# Building a Walther Car Float - Suggestions



## Dr Bob (Dec 31, 2013)

I am building a shortened Walthers car float. I did not want a 36" car float so I just attached the 2 end pieces together to make a 27" car float. I am ready to add the rails but I have heard some not so good things about the partial turnout on the car flaot to form 3 tracks on the deck. The turnout design is not the most functional for use, it just looks. I was wondering what others have done with this kit? What did you do to make the turnout functional? Or can it be modified to just be a 2 track float and how can you do this? I would like the float to be functioanl for some switching action on my layout. 

Thanks.

Dr Bob


----------



## kix662003 (Mar 8, 2013)

I planned to incorporate a car float on my latest layout, but it didn't fit. Even though this photo shows the Walther's design...









I too, wanted to avoid problems that others experience. I intended to go with a simple two or three track barge like shown in these photos that others have built and posted:








I think this would be a great track design








using a barge like the one shown in photo 2 or the one above. We have a local (working) car float that uses a small barge and a larger one. I think they add great interest if used.



















This a photo of the smaller 15-car float in 1986 and below is the larger 25-car float taken in 2005. The barges travel 26 miles across the Chesapeake Bay in Virginia.

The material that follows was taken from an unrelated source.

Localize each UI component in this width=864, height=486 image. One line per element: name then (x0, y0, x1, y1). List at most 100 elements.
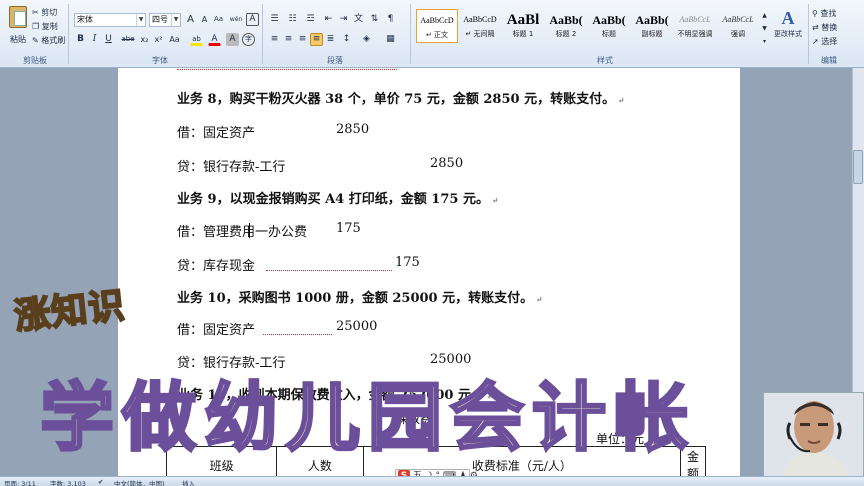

In 2012, one of the big cannons off of the USS Missouri was transported to Fort Miles in Delaware on this float. Hope this is some help and I'm looking forward to seeing what you decide to do. George


----------



## sjm9911 (Dec 20, 2012)

Nice pictures kix.


----------



## golfermd (Apr 19, 2013)

Great pictures, kix! Love the way they lashed up and secured the ends of the barges in the first one. The aft ends are tied together and the fore ends are each secured to the tug. That is one way to keep them from swinging all over the place using one tug. The other way would be to put one on each side of the tug. The problem with the side to side on the tug would be that it would require a lot of maneuvering room. The pictured arrangement allows for a quick back into the destination.


----------



## Dr Bob (Dec 31, 2013)

Thanks Kix. I like the looks of the float in photo 3 with the center platform. I was trying to avoid carving off too much of the detail on the center of the deck in the kit. A platform such as this can just cover much of it up. I also like the red side retainers with the decaled name. Very nice. :smilie_daumenpos:

Dr Bob


----------